For 3X, it's about 114, and for 4X, 144, which naturally, is twice 72.
These are close, back of napkin, results. With smart phone apps offering scientific calculators, you should get comfortable just taking the nth root of a number for a more precise answer.
Update in response to Brick's comment.
The rule of 72 says that (n)(y)=72 to double your money. It answers both questions, how much time do I need, given a rate, and how much return do I need, given a time?

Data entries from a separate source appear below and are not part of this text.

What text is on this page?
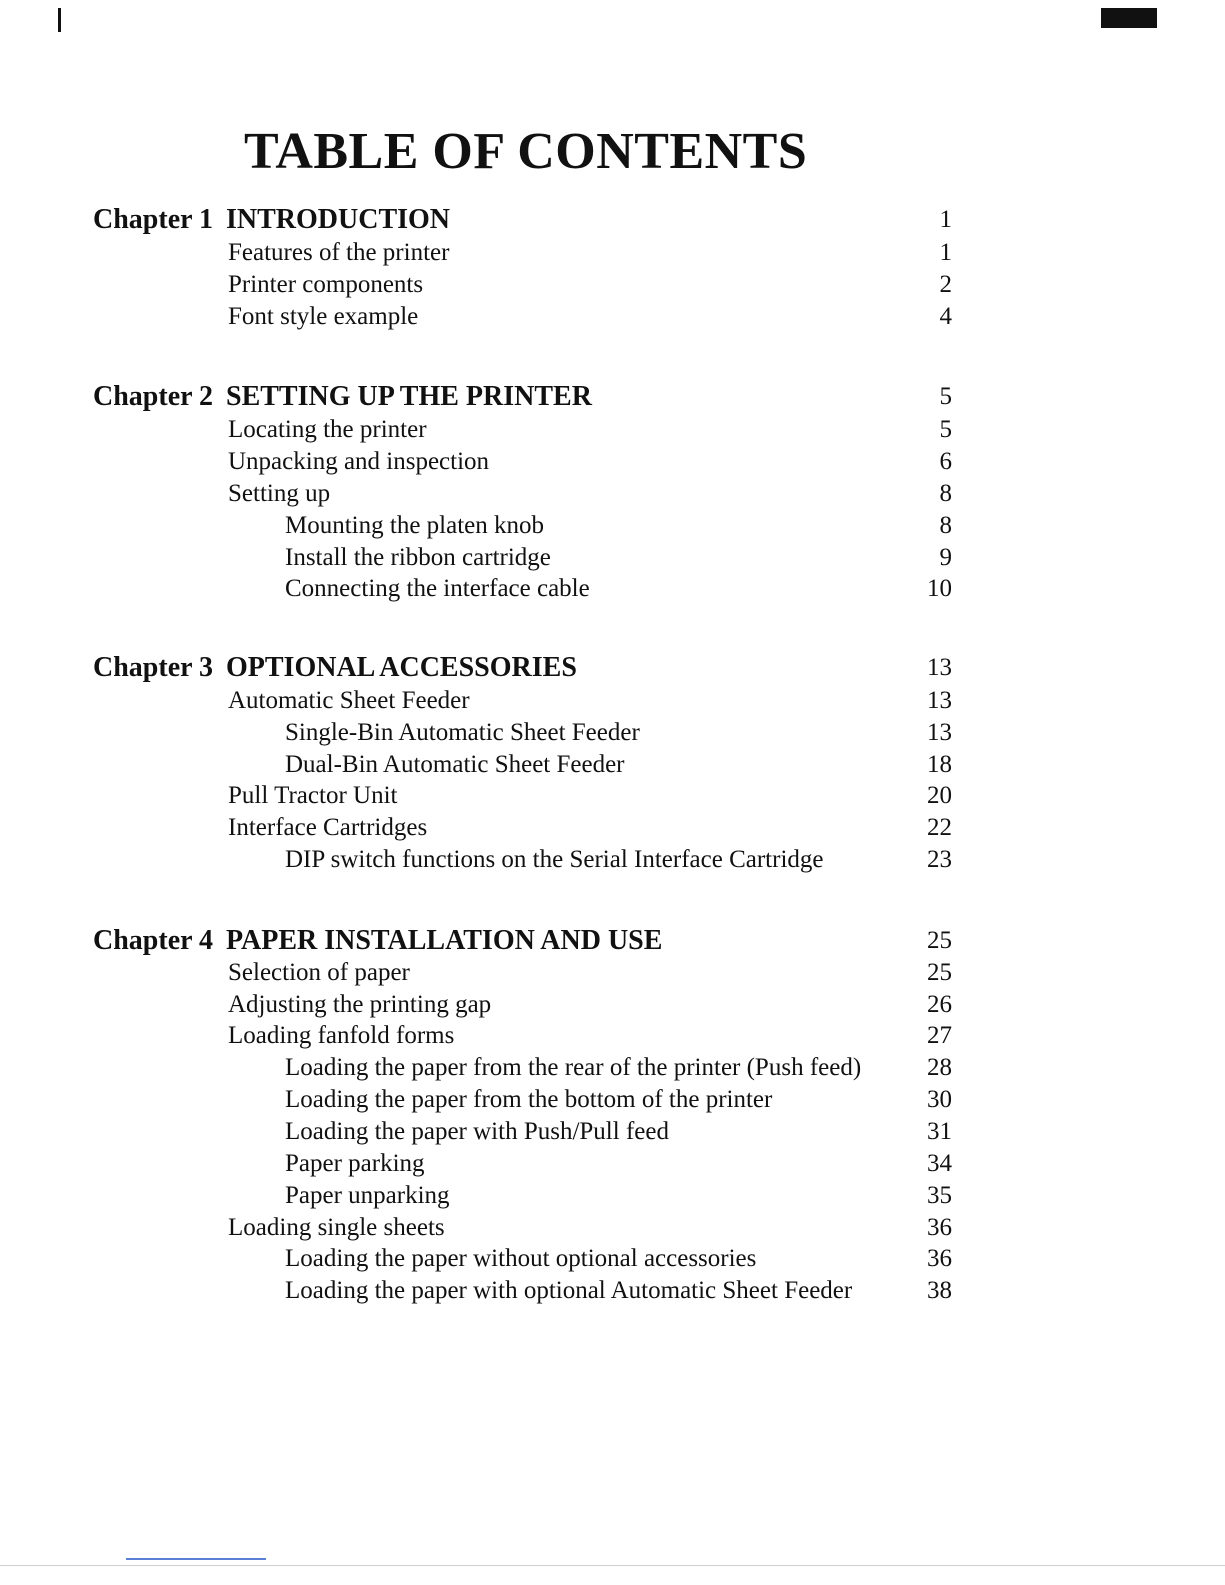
TABLE OF CONTENTS
Chapter 1 INTRODUCTION	1
Features of the printer	1
Printer components	2
Font style example	4
Chapter 2 SETTING UP THE PRINTER	5
Locating the printer	5
Unpacking and inspection	6
Setting up	8
Mounting the platen knob	8
Install the ribbon cartridge	9
Connecting the interface cable	10
Chapter 3 OPTIONAL ACCESSORIES	13
Automatic Sheet Feeder	13
Single-Bin Automatic Sheet Feeder	13
Dual-Bin Automatic Sheet Feeder	18
Pull Tractor Unit	20
Interface Cartridges	22
DIP switch functions on the Serial Interface Cartridge	23
Chapter 4 PAPER INSTALLATION AND USE	25
Selection of paper	25
Adjusting the printing gap	26
Loading fanfold forms	27
Loading the paper from the rear of the printer (Push feed)	28
Loading the paper from the bottom of the printer	30
Loading the paper with Push/Pull feed	31
Paper parking	34
Paper unparking	35
Loading single sheets	36
Loading the paper without optional accessories	36
Loading the paper with optional Automatic Sheet Feeder	38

Logic tells me that if 72 is the number to double, 144 is the 4X. But I'm a math guy, and my logic might not be logical to OP. So -
Let's take the 20th root of 4.
This is the key to use. 4, (hit key) 20, equals. The result is 1.07177 or 7.177%. And this is the precise rate you'd need to quadruple your money in 20 years) Now (n)(y)= 20* 7.177 = 143.55 which rounds to 144. "Rule of 144" to quadruple your money.
This now answers OP's question, "How to derive a Rule of X" for a return other than doubling.
One more example? I want 10X my money. Of course I need the initial guess to enter one calculation. People like 8%, in general. It's a bit below the 10% long term S&P return, and a good round number. The Rule of 72 says 9 years to double, so, 18 years is 4X, and 36 years is 8X. For my initial calculation, I'll use 40 years. The 40th root of 10. I get 5.925% (Again the precise rate that gives 10 fold over 40 years) and multiplying this by 40, I get a "Rule of 237" which I'm tempted to round to 240.
At 6%, 237/6= 39.5 yrs, 1.06^39.5 = 9.99
At 6%, 240/6= 40.0 yrs, 1.06^40.0 = 10.29
You can see that you lose some accuracy for the sake of a number that's easier to remember, and manipulate. 72 to double is pretty darn accurate, so I'll stick with "Rule of 237" to get 10X my money.
To close, the purpose of these rules is to create the tool that lets you perform some otherwise tough calculations away from any electronic device. Of course I know how to use logs, and in real life I'm paid to explain them to students who are typically glad when that chapter is over. I've shown above how the "Rule of X" can be formulated with a power/root key, which, for most people, is simpler. Ironically, log calculations as @jkuz offered, force a continuous compounding which may not be desired at all. It would give a result of 230 for my 10X return example, and the following (using the first equation he offered) -
At 6%, 230/6= 38.3 yrs, 1.06^38.3 = 9.31
which is further away from the desired 10X than my 237 or rounded 240.